Ballad executives also set about simplifying investment choices for the many components in the merger. Laughlin had a 403(b) plan; Wellmont had a 401(k) plan, 403(b) plan, 401(a) plan and 457 plan; and Mountain States had two 401(k) plans, two 457 plans and a non-qualified deferred compensation plan.

After the consolidation, the Ballad Health Retirement Program has one 401(k) plan, one 403(b) plan, one 401(a) plan, two 457 plans and one non-qualified deferred compensation plan.

Previously, the Mountain States, Wellmont and Laughlin defined contribution plans had different investment lineups for mutual funds and stable value accounts. Ballad officials made investment adjustments so that now the various plans under the Ballad umbrella offer the same choices of 11 stock and bond funds, one target-date series managed by Vanguard Group and one stable value account for all participants. There's a mixture of actively managed and index funds, domestic and international stock funds and funds ranging from large cap to small/midcap.

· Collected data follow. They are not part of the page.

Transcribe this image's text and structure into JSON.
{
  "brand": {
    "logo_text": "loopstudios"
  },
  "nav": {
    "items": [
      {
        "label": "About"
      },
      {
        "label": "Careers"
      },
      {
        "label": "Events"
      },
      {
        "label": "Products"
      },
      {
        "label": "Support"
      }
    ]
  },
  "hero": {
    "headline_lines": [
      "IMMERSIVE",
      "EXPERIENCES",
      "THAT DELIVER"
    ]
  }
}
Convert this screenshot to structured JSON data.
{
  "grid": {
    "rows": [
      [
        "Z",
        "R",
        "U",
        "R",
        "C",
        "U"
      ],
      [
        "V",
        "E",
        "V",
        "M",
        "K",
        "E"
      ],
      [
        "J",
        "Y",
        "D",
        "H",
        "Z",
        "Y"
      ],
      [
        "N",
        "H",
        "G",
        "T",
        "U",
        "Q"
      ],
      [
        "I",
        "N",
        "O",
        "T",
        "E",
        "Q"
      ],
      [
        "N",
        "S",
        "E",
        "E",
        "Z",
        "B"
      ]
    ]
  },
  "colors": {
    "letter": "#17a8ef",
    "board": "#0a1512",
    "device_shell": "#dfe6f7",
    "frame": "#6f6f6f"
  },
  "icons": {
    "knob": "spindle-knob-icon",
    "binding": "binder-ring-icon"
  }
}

"We wanted to simplify the lineup and not make it overwhelming," Mr. Simmons said. In a note to participants describing the new strategy, Ballad officials said the mapping of some investment options was "chosen because their investment approach and objectives are similar to those of your current investment options."

Special circumstances

Mr. Simmons said communication campaigns differed owing to special circumstances. Most notably, the 403(b) plans at Wellmont and Laughlin Memorial incorporated annuity platforms as well as mutual fund platforms. Ballad officials emphasized to these participants that their annuity investments — which are individual contracts with insurance companies rather than mutual fund group contracts — would remain in force under the new system, Mr. Simmons said. Mountain States had relied solely on mutual funds.

Because Mountain States, Wellmont and Laughlin had offered different matching and/or company contribution schemes, Ballad officials decided to create a uniform matching program, Mr. Simmons said. Participants can receive a dollar match for every dollar contributed up to 6% of annual pay.

Even though the merger led to many changes, Ballad is still examining other plan enhancements, such as auto enrollment. "We'll look at it from year to year," Mr. Simmons said, adding that plan officials continue to emphasize the Ballad way vs. the Mountain States way or the Wellmont way. "The new culture," he said, "is something that's ongoing."